Indexer Components
==================

.. seealso::

   For complete class and member documentation, see the
   :doc:`API Reference <api/utilities/indexer>`.

Indexing and searching functionality for compressed trace files.
All classes are in the ``dftracer::utils::utilities::indexer`` namespace.

.. mermaid:: ../_generated/indexer.mmd

Overview
--------

The indexer module provides sidecar index files (``.idx``) for efficient
random access to compressed trace files.

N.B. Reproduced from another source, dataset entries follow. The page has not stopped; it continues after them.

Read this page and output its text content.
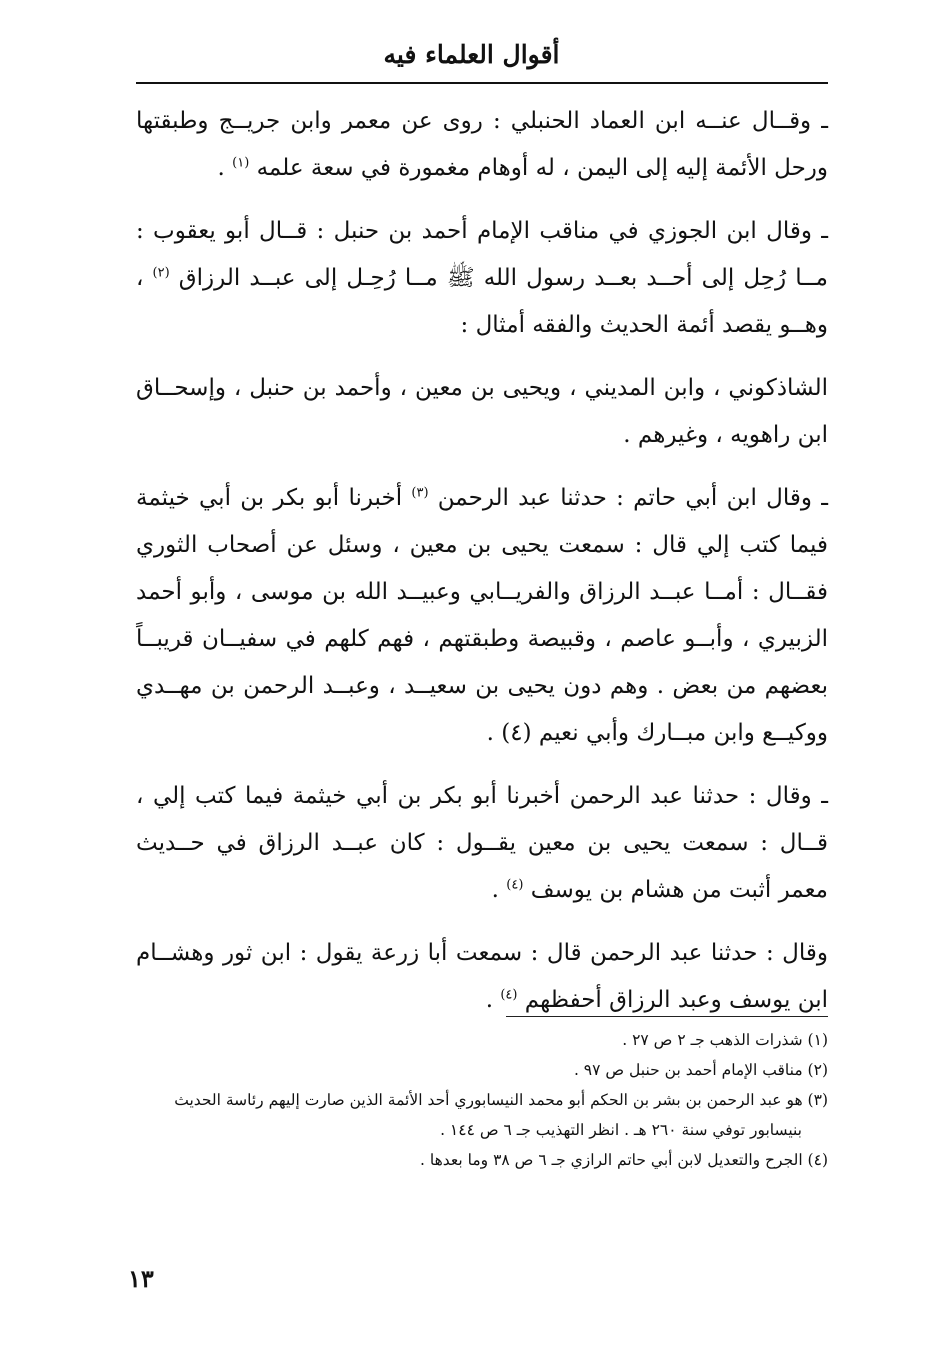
أقوال العلماء فيه

ـ وقــال عنــه ابن العماد الحنبلي : روى عن معمر وابن جريــج وطبقتها ورحل الأئمة إليه إلى اليمن ، له أوهام مغمورة في سعة علمه $^{(١)}$ .

ـ وقال ابن الجوزي في مناقب الإمام أحمد بن حنبل : قــال أبو يعقوب : مــا رُحِل إلى أحــد بعــد رسول الله ﷺ مــا رُحِـل إلى عبــد الرزاق $^{(٢)}$ ، وهــو يقصد أئمة الحديث والفقه أمثال :

الشاذكوني ، وابن المديني ، ويحيى بن معين ، وأحمد بن حنبل ، وإسحــاق ابن راهويه ، وغيرهم .

ـ وقال ابن أبي حاتم : حدثنا عبد الرحمن $^{(٣)}$ أخبرنا أبو بكر بن أبي خيثمة فيما كتب إلي قال : سمعت يحيى بن معين ، وسئل عن أصحاب الثوري فقــال : أمــا عبــد الرزاق والفريــابي وعبيــد الله بن موسى ، وأبو أحمد الزبيري ، وأبــو عاصم ، وقبيصة وطبقتهم ، فهم كلهم في سفيــان قريبــاً بعضهم من بعض . وهم دون يحيى بن سعيــد ، وعبــد الرحمن بن مهــدي ووكيــع وابن مبــارك وأبي نعيم (٤) .

ـ وقال : حدثنا عبد الرحمن أخبرنا أبو بكر بن أبي خيثمة فيما كتب إلي ، قــال : سمعت يحيى بن معين يقــول : كان عبــد الرزاق في حــديث معمر أثبت من هشام بن يوسف $^{(٤)}$ .

وقال : حدثنا عبد الرحمن قال : سمعت أبا زرعة يقول : ابن ثور وهشــام ابن يوسف وعبد الرزاق أحفظهم $^{(٤)}$ .

(١) شذرات الذهب جـ ٢ ص ٢٧ .

(٢) مناقب الإمام أحمد بن حنبل ص ٩٧ .

(٣) هو عبد الرحمن بن بشر بن الحكم أبو محمد النيسابوري أحد الأئمة الذين صارت إليهم رئاسة الحديث بنيسابور توفي سنة ٢٦٠ هـ . انظر التهذيب جـ ٦ ص ١٤٤ .

(٤) الجرح والتعديل لابن أبي حاتم الرازي جـ ٦ ص ٣٨ وما بعدها .

١٣
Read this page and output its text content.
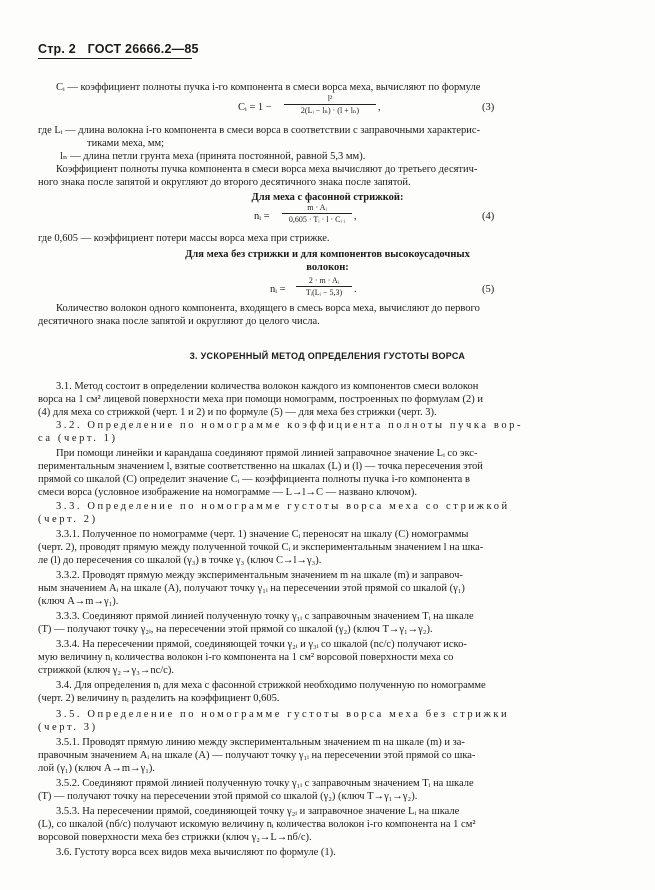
Стр. 2 ГОСТ 26666.2—85
Cᵢ — коэффициент полноты пучка i-го компонента в смеси ворса меха, вычисляют по формуле
Cᵢ = 1 −
l²
2(Lᵢ − lₙ) · (l + lₙ)	,	(3)
где Lᵢ — длина волокна i-го компонента в смеси ворса в соответствии с заправочными характерис-
тиками меха, мм;
lₙ — длина петли грунта меха (принята постоянной, равной 5,3 мм).
Коэффициент полноты пучка компонента в смеси ворса меха вычисляют до третьего десятич-
ного знака после запятой и округляют до второго десятичного знака после запятой.
Для меха с фасонной стрижкой:
nᵢ =
m · Aᵢ
0,605 · Tᵢ · l · Cᵢ ᵢ ,	(4)
где 0,605 — коэффициент потери массы ворса меха при стрижке.
Для меха без стрижки и для компонентов высокоусадочных
волокон:
nᵢ =
2 · m · Aᵢ
Tᵢ(Lᵢ − 5,3)	.	(5)
Количество волокон одного компонента, входящего в смесь ворса меха, вычисляют до первого
десятичного знака после запятой и округляют до целого числа.
3. УСКОРЕННЫЙ МЕТОД ОПРЕДЕЛЕНИЯ ГУСТОТЫ ВОРСА
3.1. Метод состоит в определении количества волокон каждого из компонентов смеси волокон
ворса на 1 см² лицевой поверхности меха при помощи номограмм, построенных по формулам (2) и
(4) для меха со стрижкой (черт. 1 и 2) и по формуле (5) — для меха без стрижки (черт. 3).
3.2. Определение по номограмме коэффициента полноты пучка вор-
са (черт. 1)
При помощи линейки и карандаша соединяют прямой линией заправочное значение Lᵢ со экс-
периментальным значением l, взятые соответственно на шкалах (L) и (l) — точка пересечения этой
прямой со шкалой (C) определит значение Cᵢ — коэффициента полноты пучка i-го компонента в
смеси ворса (условное изображение на номограмме — L→l→C — названо ключом).
3.3. Определение по номограмме густоты ворса меха со стрижкой
(черт. 2)
3.3.1. Полученное по номограмме (черт. 1) значение Cᵢ переносят на шкалу (C) номограммы
(черт. 2), проводят прямую между полученной точкой Cᵢ и экспериментальным значением l на шка-
ле (l) до пересечения со шкалой (γ₃) в точке γ₃ (ключ C→l→γ₃).
3.3.2. Проводят прямую между экспериментальным значением m на шкале (m) и заправоч-
ным значением Aᵢ на шкале (A), получают точку γ₁ᵢ на пересечении этой прямой со шкалой (γ₁)
(ключ A→m→γ₁).
3.3.3. Соединяют прямой линией полученную точку γ₁ᵢ с заправочным значением Tᵢ на шкале
(T) — получают точку γ₂ᵢ, на пересечении этой прямой со шкалой (γ₂) (ключ T→γ₁→γ₂).
3.3.4. На пересечении прямой, соединяющей точки γ₂ᵢ и γ₃ᵢ со шкалой (nc/c) получают иско-
мую величину nᵢ количества волокон i-го компонента на 1 см² ворсовой поверхности меха со
стрижкой (ключ γ₂→γ₃→nc/c).
3.4. Для определения nᵢ для меха с фасонной стрижкой необходимо полученную по номограмме
(черт. 2) величину nᵢ разделить на коэффициент 0,605.
3.5. Определение по номограмме густоты ворса меха без стрижки
(черт. 3)
3.5.1. Проводят прямую линию между экспериментальным значением m на шкале (m) и за-
правочным значением Aᵢ на шкале (A) — получают точку γ₁ᵢ на пересечении этой прямой со шка-
лой (γ₁) (ключ A→m→γ₁).
3.5.2. Соединяют прямой линией полученную точку γ₁ᵢ с заправочным значением Tᵢ на шкале
(T) — получают точку на пересечении этой прямой со шкалой (γ₂) (ключ T→γ₁→γ₂).
3.5.3. На пересечении прямой, соединяющей точку γ₂ᵢ и заправочное значение Lᵢ на шкале
(L), со шкалой (nб/с) получают искомую величину nᵢ количества волокон i-го компонента на 1 см²
ворсовой поверхности меха без стрижки (ключ γ₂→L→nб/с).
3.6. Густоту ворса всех видов меха вычисляют по формуле (1).
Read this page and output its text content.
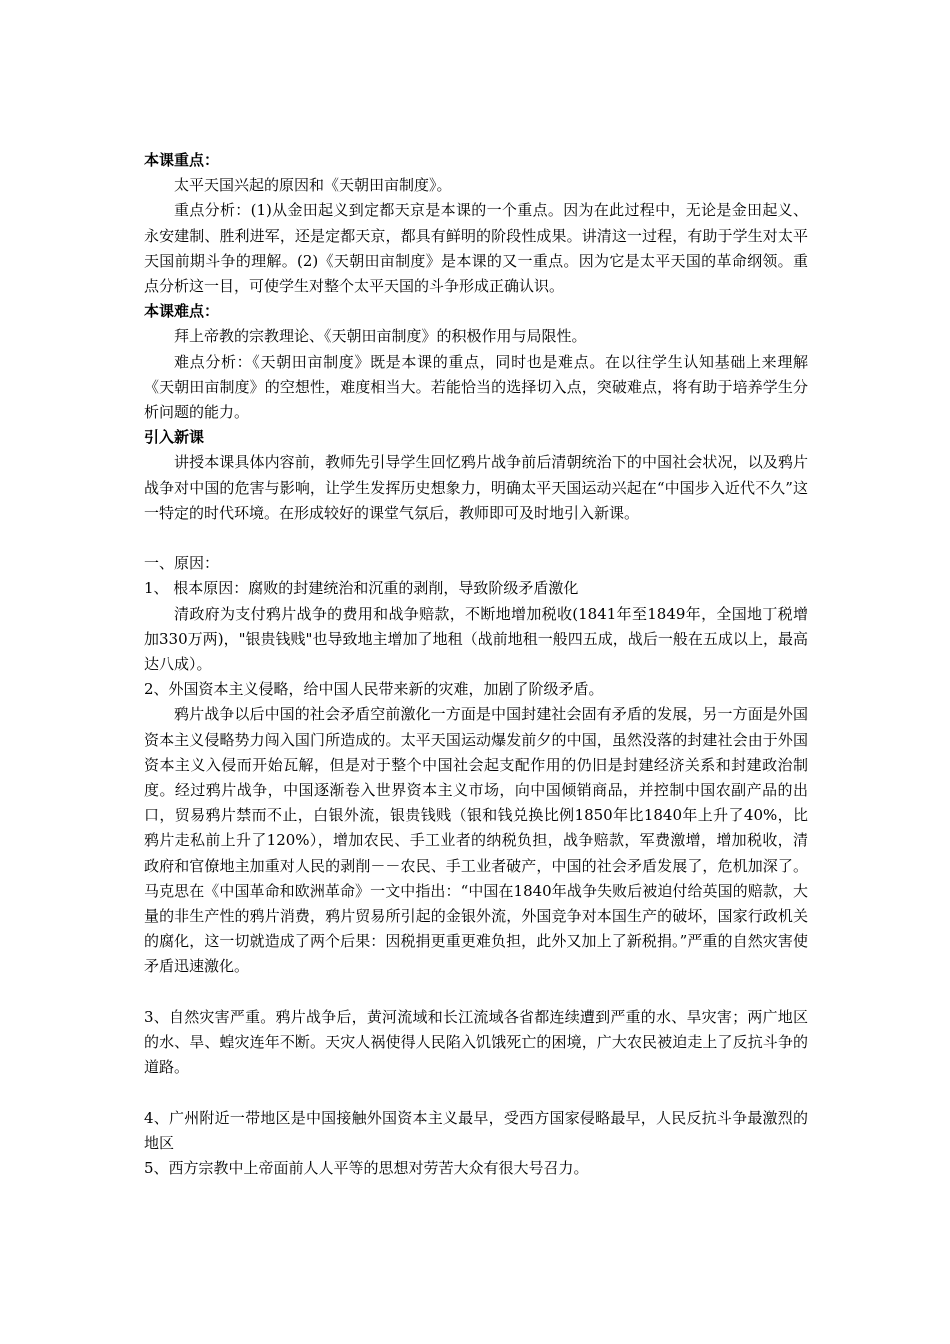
本课重点：

太平天国兴起的原因和《天朝田亩制度》。

重点分析：(1)从金田起义到定都天京是本课的一个重点。因为在此过程中，无论是金田起义、永安建制、胜利进军，还是定都天京，都具有鲜明的阶段性成果。讲清这一过程，有助于学生对太平天国前期斗争的理解。(2)《天朝田亩制度》是本课的又一重点。因为它是太平天国的革命纲领。重点分析这一目，可使学生对整个太平天国的斗争形成正确认识。

本课难点：

拜上帝教的宗教理论、《天朝田亩制度》的积极作用与局限性。

难点分析：《天朝田亩制度》既是本课的重点，同时也是难点。在以往学生认知基础上来理解《天朝田亩制度》的空想性，难度相当大。若能恰当的选择切入点，突破难点，将有助于培养学生分析问题的能力。

引入新课

讲授本课具体内容前，教师先引导学生回忆鸦片战争前后清朝统治下的中国社会状况，以及鸦片战争对中国的危害与影响，让学生发挥历史想象力，明确太平天国运动兴起在“中国步入近代不久”这一特定的时代环境。在形成较好的课堂气氛后，教师即可及时地引入新课。

一、原因：

1、 根本原因：腐败的封建统治和沉重的剥削，导致阶级矛盾激化

清政府为支付鸦片战争的费用和战争赔款，不断地增加税收(1841年至1849年，全国地丁税增加330万两)，"银贵钱贱"也导致地主增加了地租（战前地租一般四五成，战后一般在五成以上，最高达八成）。

2、外国资本主义侵略，给中国人民带来新的灾难，加剧了阶级矛盾。

鸦片战争以后中国的社会矛盾空前激化一方面是中国封建社会固有矛盾的发展，另一方面是外国资本主义侵略势力闯入国门所造成的。太平天国运动爆发前夕的中国，虽然没落的封建社会由于外国资本主义入侵而开始瓦解，但是对于整个中国社会起支配作用的仍旧是封建经济关系和封建政治制度。经过鸦片战争，中国逐渐卷入世界资本主义市场，向中国倾销商品，并控制中国农副产品的出口，贸易鸦片禁而不止，白银外流，银贵钱贱（银和钱兑换比例1850年比1840年上升了40%，比鸦片走私前上升了120%），增加农民、手工业者的纳税负担，战争赔款，军费激增，增加税收，清政府和官僚地主加重对人民的剥削－－农民、手工业者破产，中国的社会矛盾发展了，危机加深了。马克思在《中国革命和欧洲革命》一文中指出：“中国在1840年战争失败后被迫付给英国的赔款，大量的非生产性的鸦片消费，鸦片贸易所引起的金银外流，外国竞争对本国生产的破坏，国家行政机关的腐化，这一切就造成了两个后果：因税捐更重更难负担，此外又加上了新税捐。”严重的自然灾害使矛盾迅速激化。

3、自然灾害严重。鸦片战争后，黄河流域和长江流域各省都连续遭到严重的水、旱灾害；两广地区的水、旱、蝗灾连年不断。天灾人祸使得人民陷入饥饿死亡的困境，广大农民被迫走上了反抗斗争的道路。

4、广州附近一带地区是中国接触外国资本主义最早，受西方国家侵略最早，人民反抗斗争最激烈的地区

5、西方宗教中上帝面前人人平等的思想对劳苦大众有很大号召力。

Indexes store:

- **Checkpoints**: Byte offsets and decompression state for random access
- **Bloom filters**: Per-chunk probabilistic membership tests for event filtering
- **Manifests**: Per-checkpoint event line routing tables for reorganization
- **Chunk statistics**: Per-chunk event counts, timestamps, duration distributions

A separate provenance database (``.pidx``) records source-to-output mappings
produced during reorganization.

Getting Started
---------------

Build an index for a compressed trace file using the fluent configuration API:

.. code-block:: cpp

    #include <dftracer/utils/utilities/indexer/index_builder_utility.h>

    using namespace dftracer::utils::utilities::indexer;

    auto config = IndexBuildConfig::for_file("trace.pfw.gz")
        .with_index_dir("/tmp/indexes")
        .with_checkpoint_size(32 * 1024 * 1024)
        .with_bloom(true)
        .with_manifest(true)
        .with_bloom_dimensions(default_bloom_dimensions());

    IndexBuilderUtility builder;
    IndexBuildResult result = co_await builder.process(config);

    if (result.success) {
        // result.idx_path contains the path to the .idx sidecar file
        // result.events_processed, result.chunks_processed hold stats
    }

Once an index exists, open it directly with ``IndexDatabase`` to query bloom
filters, manifests, or chunk statistics:

.. code-block:: cpp

    #include <dftracer/utils/utilities/indexer/index_database.h>

    IndexDatabase db("trace.pfw.gz.idx");
    int file_id = db.find_file("trace.pfw.gz");

    // Query time bounds across all chunks
    auto bounds = db.query_time_bounds(file_id);

    // Query bloom filters for a specific dimension
    auto blooms = db.query_chunk_bloom_filters(file_id, "name");

    // Query per-checkpoint event routing manifests
    auto ranges = db.query_event_ranges(file_id);

IndexBuildConfig
----------------

Fluent builder for configuring an index build pass. Start with the
static factory ``for_file()`` and chain ``with_*`` methods:

- ``with_index_dir(dir)`` -- output directory for ``.idx`` files
- ``with_checkpoint_size(bytes)`` -- decompression checkpoint interval (default 32 MB)
- ``with_index_threshold(bytes)`` -- minimum file size to index
- ``with_force_rebuild(true)`` -- rebuild even if an index already exists
- ``with_bloom(true)`` -- enable per-chunk bloom filter construction
- ``with_manifest(true)`` -- enable per-checkpoint event routing manifests
- ``with_bloom_dimensions(dims)`` -- which JSON fields to index (default: name, cat, pid, tid, hhash, fhash, shash)

IndexBuildResult
----------------

Returned by ``IndexBuilderUtility::process()``. Contains:

- ``idx_path`` -- path to the produced ``.idx`` sidecar
- ``success`` / ``was_skipped`` / ``index_created`` -- outcome flags
- ``events_processed`` / ``chunks_processed`` / ``total_lines`` -- build statistics
- ``error_message`` -- non-empty on failure

IndexBuilderUtility
-------------------

Coroutine-based utility that drives the full index build pipeline. Extends
``Utility<IndexBuildConfig, IndexBuildResult, tags::NeedsContext>`` and requires
an executor context to run. Call ``process(config)`` inside a coroutine to
build the index asynchronously.

.. code-block:: cpp

    IndexBuilderUtility builder;
    IndexBuildResult result = co_await builder.process(config);

IndexDatabase
-------------

SQLite-backed ``.idx`` sidecar file that stores all index data for a trace
file. Schema is additive -- call ``init_base_schema()`` always, then
``init_bloom_schema()`` and/or ``init_manifest_schema()`` as needed.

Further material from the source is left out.